A teoria de que pacientes com 8 a 10 anos de
pancolite ou 15 a 20 anos de colite esquerda deverão ser
submetidos a colonoscopia em intervalos regulares de 1 a 2 anos com
a finalidade de identificar a presença de displasia, é bem
aceita entre gastroenterologistas e colo-proctologistas. A
displasia é precursora do desenvolvimento do câncer colo-retal
e quando diagnosticada, indica-se o tratamento
cirúrgico. Presumivelmente algumas vidas serão salvas. Porém
esta afirmativa seria realmente verdadeira?

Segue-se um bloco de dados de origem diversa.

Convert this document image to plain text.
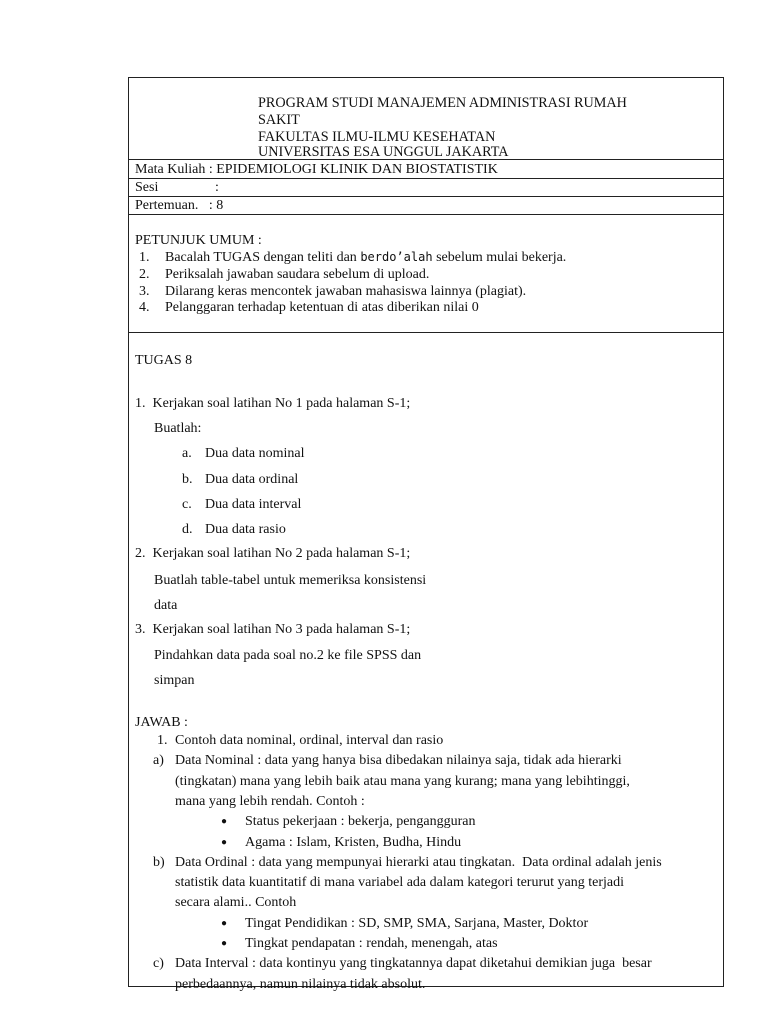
PROGRAM STUDI MANAJEMEN ADMINISTRASI RUMAH
SAKIT
FAKULTAS ILMU-ILMU KESEHATAN
UNIVERSITAS ESA UNGGUL JAKARTA
Mata Kuliah : EPIDEMIOLOGI KLINIK DAN BIOSTATISTIK
Sesi	:
Pertemuan.   : 8
PETUNJUK UMUM :
1. Bacalah TUGAS dengan teliti dan berdo’alah sebelum mulai bekerja.
2. Periksalah jawaban saudara sebelum di upload.
3. Dilarang keras mencontek jawaban mahasiswa lainnya (plagiat).
4. Pelanggaran terhadap ketentuan di atas diberikan nilai 0
TUGAS 8
1.  Kerjakan soal latihan No 1 pada halaman S-1;
Buatlah:
a. Dua data nominal
b. Dua data ordinal
c. Dua data interval
d. Dua data rasio
2.  Kerjakan soal latihan No 2 pada halaman S-1;
Buatlah table-tabel untuk memeriksa konsistensi
data
3.  Kerjakan soal latihan No 3 pada halaman S-1;
Pindahkan data pada soal no.2 ke file SPSS dan
simpan
JAWAB :
1. Contoh data nominal, ordinal, interval dan rasio
a) Data Nominal : data yang hanya bisa dibedakan nilainya saja, tidak ada hierarki
(tingkatan) mana yang lebih baik atau mana yang kurang; mana yang lebihtinggi,
mana yang lebih rendah. Contoh :
● Status pekerjaan : bekerja, pengangguran
● Agama : Islam, Kristen, Budha, Hindu
b) Data Ordinal : data yang mempunyai hierarki atau tingkatan.  Data ordinal adalah jenis
statistik data kuantitatif di mana variabel ada dalam kategori terurut yang terjadi
secara alami.. Contoh
● Tingat Pendidikan : SD, SMP, SMA, Sarjana, Master, Doktor
● Tingkat pendapatan : rendah, menengah, atas
c) Data Interval : data kontinyu yang tingkatannya dapat diketahui demikian juga  besar
perbedaannya, namun nilainya tidak absolut.
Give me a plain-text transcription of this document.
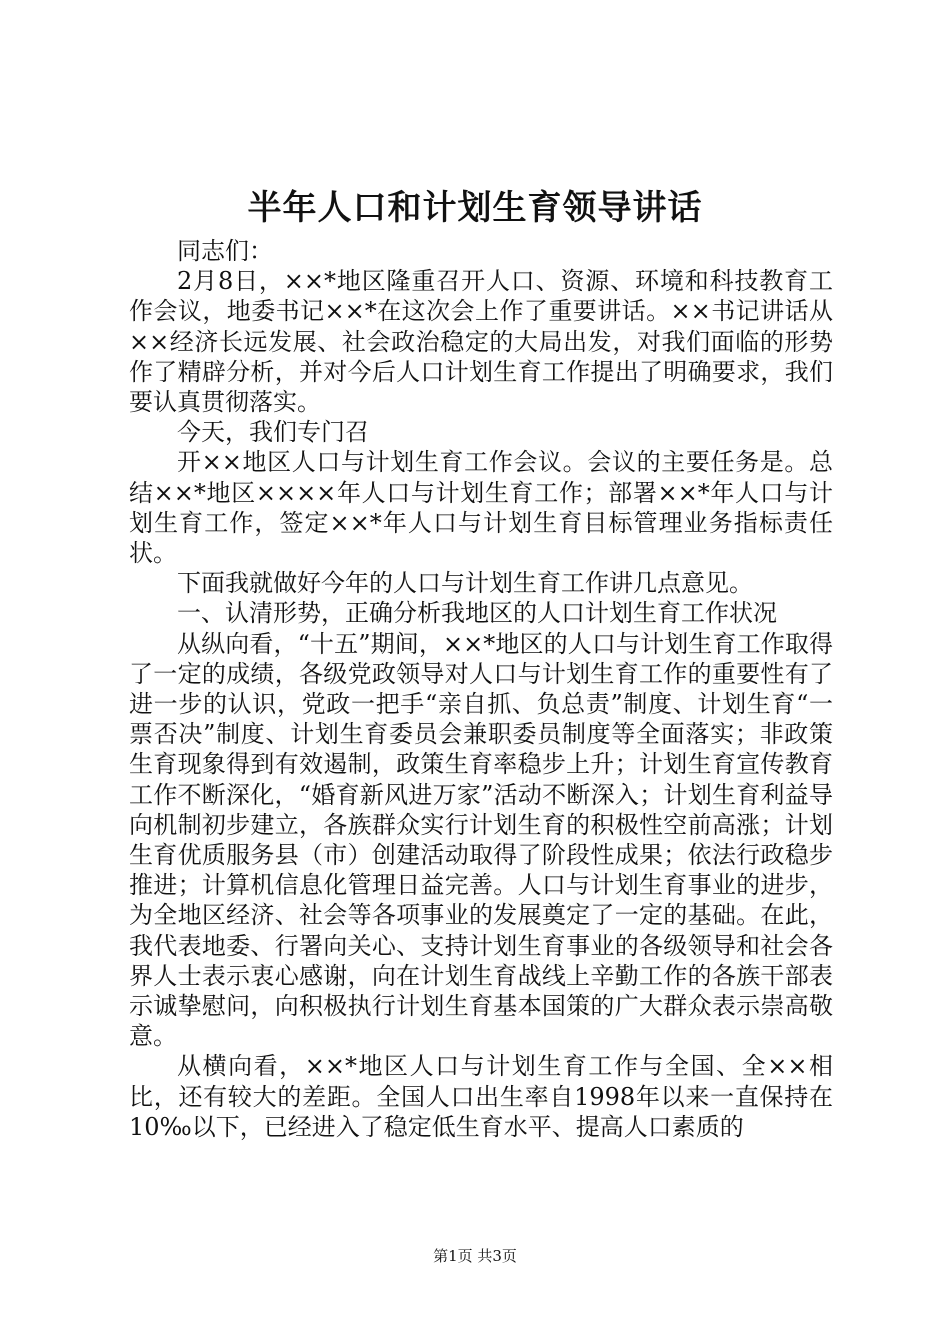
半年人口和计划生育领导讲话

同志们：

2月8日，××*地区隆重召开人口、资源、环境和科技教育工作会议，地委书记××*在这次会上作了重要讲话。××书记讲话从××经济长远发展、社会政治稳定的大局出发，对我们面临的形势作了精辟分析，并对今后人口计划生育工作提出了明确要求，我们要认真贯彻落实。

今天，我们专门召

开××地区人口与计划生育工作会议。会议的主要任务是。总结××*地区××××年人口与计划生育工作；部署××*年人口与计划生育工作，签定××*年人口与计划生育目标管理业务指标责任状。

下面我就做好今年的人口与计划生育工作讲几点意见。

一、认清形势，正确分析我地区的人口计划生育工作状况

从纵向看，“十五”期间，××*地区的人口与计划生育工作取得了一定的成绩，各级党政领导对人口与计划生育工作的重要性有了进一步的认识，党政一把手“亲自抓、负总责”制度、计划生育“一票否决”制度、计划生育委员会兼职委员制度等全面落实；非政策生育现象得到有效遏制，政策生育率稳步上升；计划生育宣传教育工作不断深化，“婚育新风进万家”活动不断深入；计划生育利益导向机制初步建立，各族群众实行计划生育的积极性空前高涨；计划生育优质服务县（市）创建活动取得了阶段性成果；依法行政稳步推进；计算机信息化管理日益完善。人口与计划生育事业的进步，为全地区经济、社会等各项事业的发展奠定了一定的基础。在此，我代表地委、行署向关心、支持计划生育事业的各级领导和社会各界人士表示衷心感谢，向在计划生育战线上辛勤工作的各族干部表示诚挚慰问，向积极执行计划生育基本国策的广大群众表示崇高敬意。

从横向看，××*地区人口与计划生育工作与全国、全××相比，还有较大的差距。全国人口出生率自1998年以来一直保持在10‰以下，已经进入了稳定低生育水平、提高人口素质的

第1页 共3页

Muitos trabalhos atualmente questionam a validade e
a dificuldade da interpretação da displasia. A variação
dos valores preditivos e a inabilidade da prevenção do
câncer de maneira uniforme, mostram a falta de evidência do
benefício, associado a adesão parcial dos pacientes aos
programas de vigilância.
Tem sido geralmente assumido pelos pacientes e
provavelmente pelos colegas não especialistas que as
práticas de vigilância utilizadas pelos gastroenterologistas e
colo-proctologistas são organizadas para garantir uma
uniformidade de intervalo dos exames endoscópicos, biópsias,
interpretação uniforme da histologia, e critérios firmes
de recomendação da indicação do tratamento cirúrgico.

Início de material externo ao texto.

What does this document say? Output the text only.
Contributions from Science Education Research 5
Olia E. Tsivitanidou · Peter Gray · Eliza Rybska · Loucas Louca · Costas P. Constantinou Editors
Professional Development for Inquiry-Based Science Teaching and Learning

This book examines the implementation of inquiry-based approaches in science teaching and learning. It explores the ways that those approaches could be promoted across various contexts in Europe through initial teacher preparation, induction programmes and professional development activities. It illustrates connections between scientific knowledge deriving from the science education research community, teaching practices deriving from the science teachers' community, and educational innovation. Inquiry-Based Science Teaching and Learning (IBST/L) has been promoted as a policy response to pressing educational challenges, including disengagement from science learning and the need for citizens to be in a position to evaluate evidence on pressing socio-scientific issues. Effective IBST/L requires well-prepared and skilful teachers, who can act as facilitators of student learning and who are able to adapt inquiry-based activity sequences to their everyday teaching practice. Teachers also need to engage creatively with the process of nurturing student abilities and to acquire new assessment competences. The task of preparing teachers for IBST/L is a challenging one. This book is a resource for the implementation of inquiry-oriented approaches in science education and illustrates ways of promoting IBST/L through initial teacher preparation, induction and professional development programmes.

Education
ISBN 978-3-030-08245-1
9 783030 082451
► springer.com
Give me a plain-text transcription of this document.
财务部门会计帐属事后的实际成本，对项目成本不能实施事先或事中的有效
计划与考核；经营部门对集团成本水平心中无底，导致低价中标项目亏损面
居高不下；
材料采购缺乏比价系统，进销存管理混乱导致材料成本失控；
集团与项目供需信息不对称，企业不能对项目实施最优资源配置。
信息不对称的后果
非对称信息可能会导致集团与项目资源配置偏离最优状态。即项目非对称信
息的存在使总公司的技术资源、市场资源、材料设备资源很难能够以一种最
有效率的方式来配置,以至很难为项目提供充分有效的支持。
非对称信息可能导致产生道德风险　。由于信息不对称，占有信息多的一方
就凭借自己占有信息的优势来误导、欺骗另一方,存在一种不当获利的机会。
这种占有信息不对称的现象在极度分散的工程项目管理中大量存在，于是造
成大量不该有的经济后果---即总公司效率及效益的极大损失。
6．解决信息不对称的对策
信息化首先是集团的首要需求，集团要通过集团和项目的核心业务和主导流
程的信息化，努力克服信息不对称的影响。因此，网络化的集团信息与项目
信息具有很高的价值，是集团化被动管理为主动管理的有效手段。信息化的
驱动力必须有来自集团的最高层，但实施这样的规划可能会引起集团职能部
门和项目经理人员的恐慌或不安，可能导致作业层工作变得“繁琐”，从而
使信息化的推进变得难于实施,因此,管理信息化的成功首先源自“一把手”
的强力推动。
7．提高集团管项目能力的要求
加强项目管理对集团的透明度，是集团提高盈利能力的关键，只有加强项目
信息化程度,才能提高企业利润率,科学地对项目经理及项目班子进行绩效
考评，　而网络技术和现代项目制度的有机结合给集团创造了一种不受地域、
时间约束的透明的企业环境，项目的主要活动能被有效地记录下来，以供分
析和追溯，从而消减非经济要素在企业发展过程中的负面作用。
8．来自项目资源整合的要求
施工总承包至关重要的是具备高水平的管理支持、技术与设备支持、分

Eaden e colaboradores mostraram que este conceito não é
verdadeiro e que a maioria dos gastroenterologistas
consultados realizam uma vigilância desorganizada com uma ampla
variação do manejo das displasias. Isto também ocorre
em outras sociedades bem organizadas onde não se
conseguiu uma orientação segura e uniforme do
acompanhamento dos pacientes com RCUI.
Por que então especialistas com boa formação e
bem intencionados continuam aceitando uma maneira tão
desorganizada de vigilância na RCUI. Os autores
mencionam o fato de que programas de educação continuada
possam melhorar esta situação. Acredito porém que uma
explicação alternativa seja a real falta de credibilidade da
displasia, como indicativo seguro para prevenir o
desenvolvimento do câncer colo-retal em pacientes com RCUI. Temos
conduzido protocolos de acompanhamento como maneira
mais atraente do que não fazer nada.
Freqüentemente acreditamos no que queremos que
seja verdadeiro, em vez de enfrentarmos a realidade
desagradável do que seja verdadeiro. Até que tenhamos
um marcador de malignidade confiável e seguro para a
RCUI melhor do que a displasia, o estado atual da vigilância
vai continuar de maneira desorganizada.
Referências Consultadas:
1. Lewis JD, Deren JJ, Lichtenstein GR. Cancer risk in patients
with inflammatory bowel disease, Gastroenterol Clin North Am, v. 28, n.
2, p459-477, 1999.
2. Itzkowitz SH. Inflammatory bowel disease and can cer, Gastroenterol
Clin North Am, v - mail: 26, n 1, p. 129-139, 1997.